Born in Palermo, after serving as a volunteer in 1860 under Garibaldi, and graduating in medicine in 1866, he threw himself into the study of literature, and wrote the first scientific studies on Italian popular culture, pioneering Italian ethnographic studies. He founded the study of "folk psychology", in Sicily, teaching at the University of Palermo.
Between 1871 and 1913, he compiled the Biblioteca delle tradizioni popolari siciliane ("Library of Sicilian popular traditions"), a collection of Sicilian oral culture in twenty-five volumes.
Pitrè's Fiabe, novelle e racconti popolari siciliani ("Sicilian Fairy Tales, Stories, and Folktales"), 1875, documenting Sicily's rich folkloric heritage derived from both European and Middle Eastern traditions, is the culmination of the great European folklore scholarship that began earlier in the 19th century. Against the cultural grain of his times, Pitrè championed the common people of Sicily and their customs, and his scholarship of oral narrative tradition is arguably as significant as that of the Brothers Grimm.

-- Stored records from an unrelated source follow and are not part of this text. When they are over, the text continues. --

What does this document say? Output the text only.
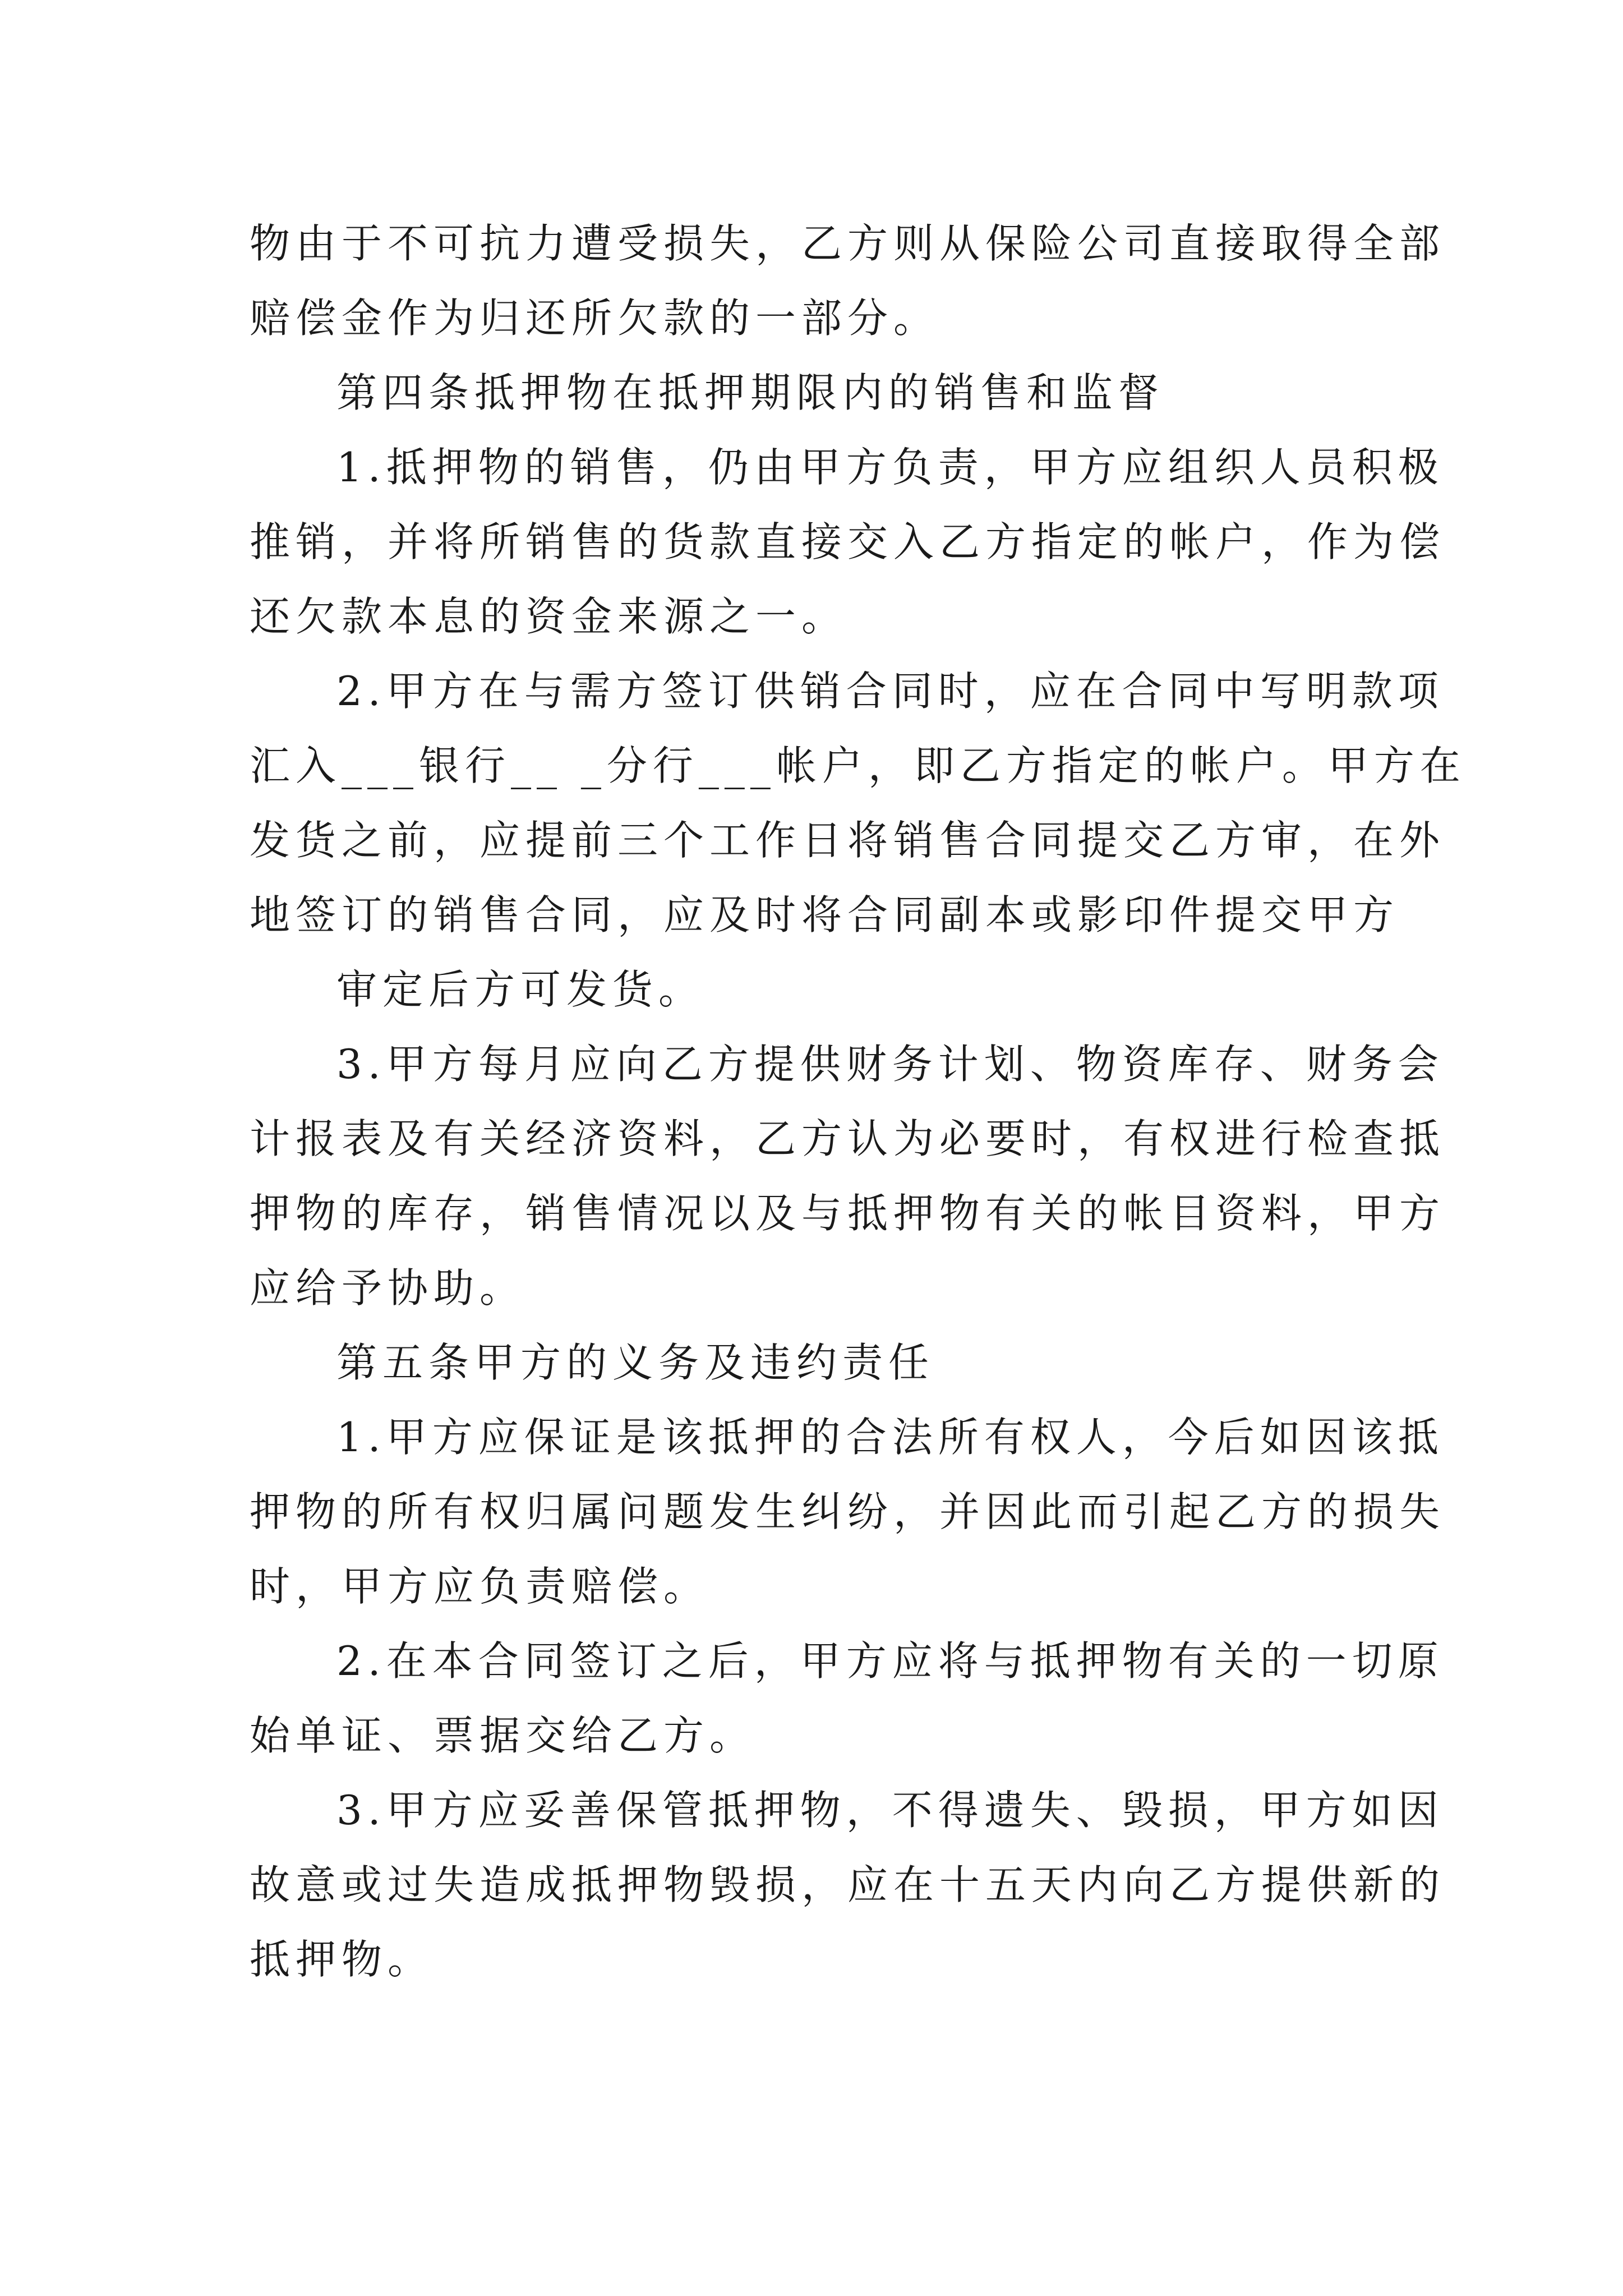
物由于不可抗力遭受损失，乙方则从保险公司直接取得全部
赔偿金作为归还所欠款的一部分。
第四条抵押物在抵押期限内的销售和监督
1.抵押物的销售，仍由甲方负责，甲方应组织人员积极
推销，并将所销售的货款直接交入乙方指定的帐户，作为偿
还欠款本息的资金来源之一。
2.甲方在与需方签订供销合同时，应在合同中写明款项
汇入___银行__ _分行___帐户，即乙方指定的帐户。甲方在
发货之前，应提前三个工作日将销售合同提交乙方审，在外
地签订的销售合同，应及时将合同副本或影印件提交甲方
审定后方可发货。
3.甲方每月应向乙方提供财务计划、物资库存、财务会
计报表及有关经济资料，乙方认为必要时，有权进行检查抵
押物的库存，销售情况以及与抵押物有关的帐目资料，甲方
应给予协助。
第五条甲方的义务及违约责任
1.甲方应保证是该抵押的合法所有权人，今后如因该抵
押物的所有权归属问题发生纠纷，并因此而引起乙方的损失
时，甲方应负责赔偿。
2.在本合同签订之后，甲方应将与抵押物有关的一切原
始单证、票据交给乙方。
3.甲方应妥善保管抵押物，不得遗失、毁损，甲方如因
故意或过失造成抵押物毁损，应在十五天内向乙方提供新的
抵押物。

In 1880 Pitrè co-founded the folk traditions journal Archivio per lo studio delle tradizioni popolari (English: Archive for the Study of Popular Traditions), which he edited until 1906, and in 1894 he published a basic bibliography of Italian popular traditions. He was made an honorary member of the American Folklore Society in 1890. Palermo's Museo Antropologico Etnografico Siciliano was founded in his memory.

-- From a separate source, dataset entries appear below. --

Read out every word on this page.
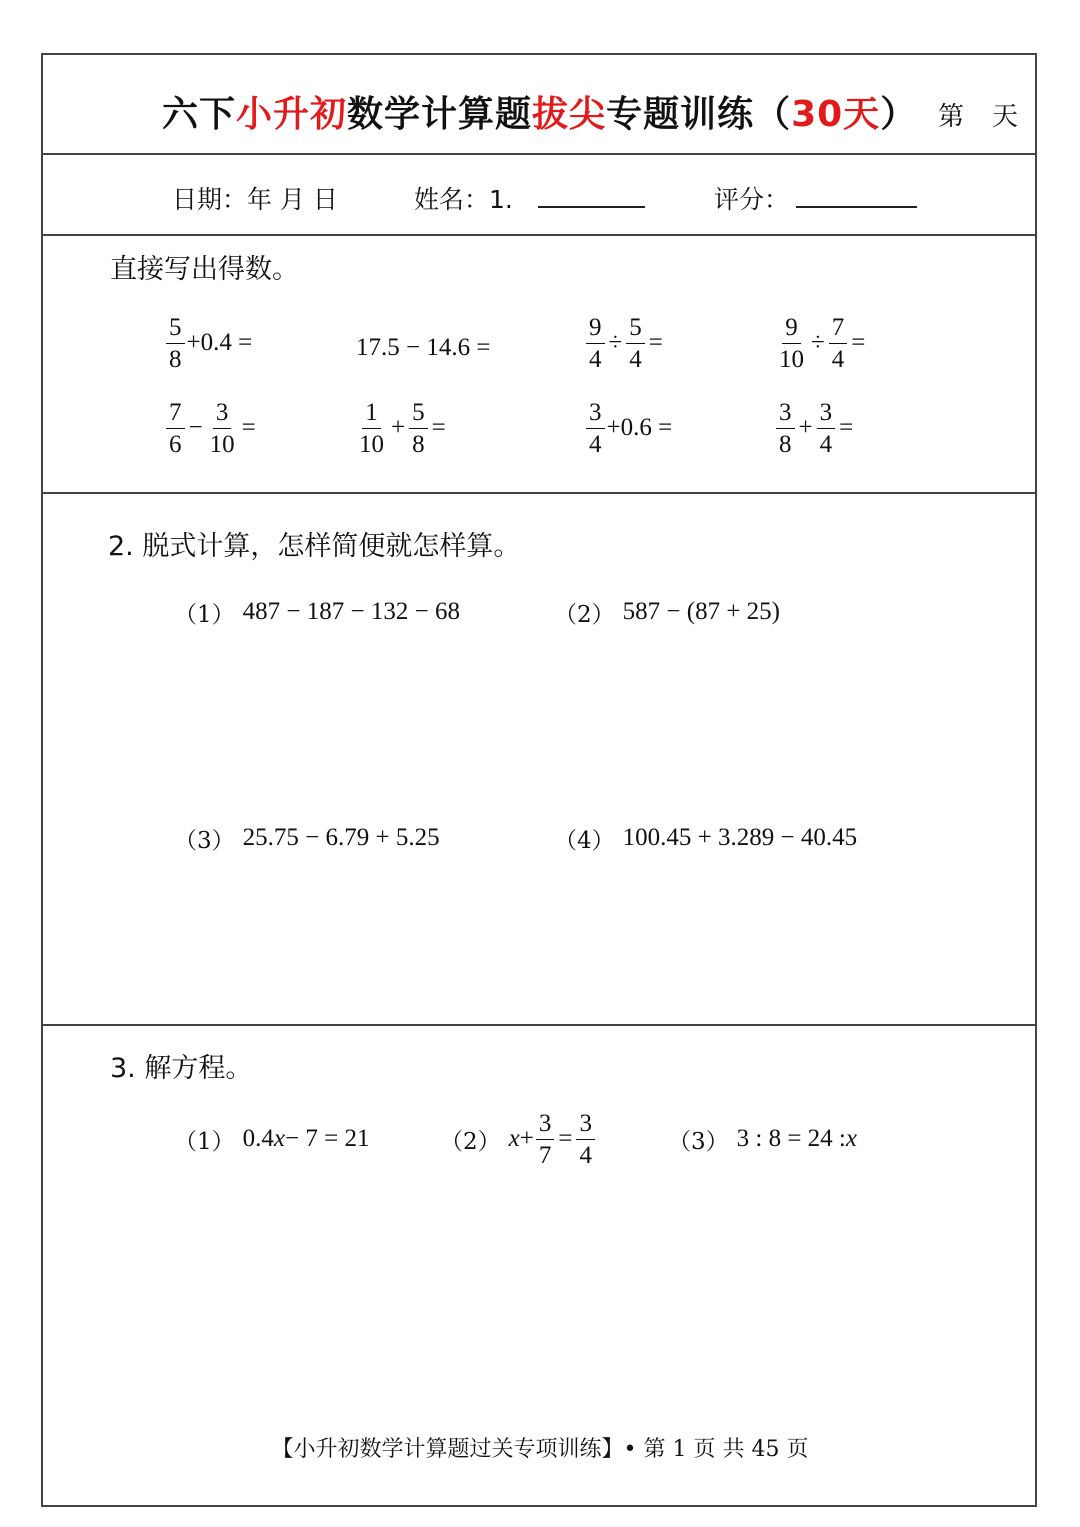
六下小升初数学计算题拔尖专题训练（30天） 第 天
日期：年 月 日	姓名：1.	评分：
直接写出得数。
$\frac{5}{8} +0.4$ =	17.5 − 14.6 =	$\frac{9}{4} \div \frac{5}{4}$ =	$\frac{9}{10} \div \frac{7}{4}$ =
$\frac{7}{6} - \frac{3}{10}$ =	$\frac{1}{10} + \frac{5}{8}$ =	$\frac{3}{4} +0.6$ =	$\frac{3}{8} + \frac{3}{4}$ =
2. 脱式计算，怎样简便就怎样算。
（1） 487 − 187 − 132 − 68	（2） 587 − (87 + 25)
（3） 25.75 − 6.79 + 5.25	（4） 100.45 + 3.289 − 40.45
3. 解方程。
（1） 0.4 x − 7 = 21	（2） $x + \frac{3}{7} = \frac{3}{4}$	（3） 3 : 8 = 24 : x
【小升初数学计算题过关专项训练】• 第 1 页 共 45 页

On February 12, 1915, in his capacity as a secular tarmac, together with the ecclesiastical marammiere Mons. Giuseppe Lagumina, the beneficiary sub-marammiere Baldassare Mangione, the chaplain Lorenzo Lo Verde and a few private citizens, he attended the opening of the porphyry tomb of Ruggero II in the cathedral of Palermo. Pitre was linked by a deep and ancient friendship both with Mons Lagumina, whom he considered an important point of reference for his studies, and with his brother Bartolomeo. Lagumina managed to derive an amusing question between Pitrè and Gioacchino Di Marzo regarding the flowering of the rod of San Giuseppe. Lagumina explained to Pitre that it was "a Jewish legend" and provided him with the required elucidations.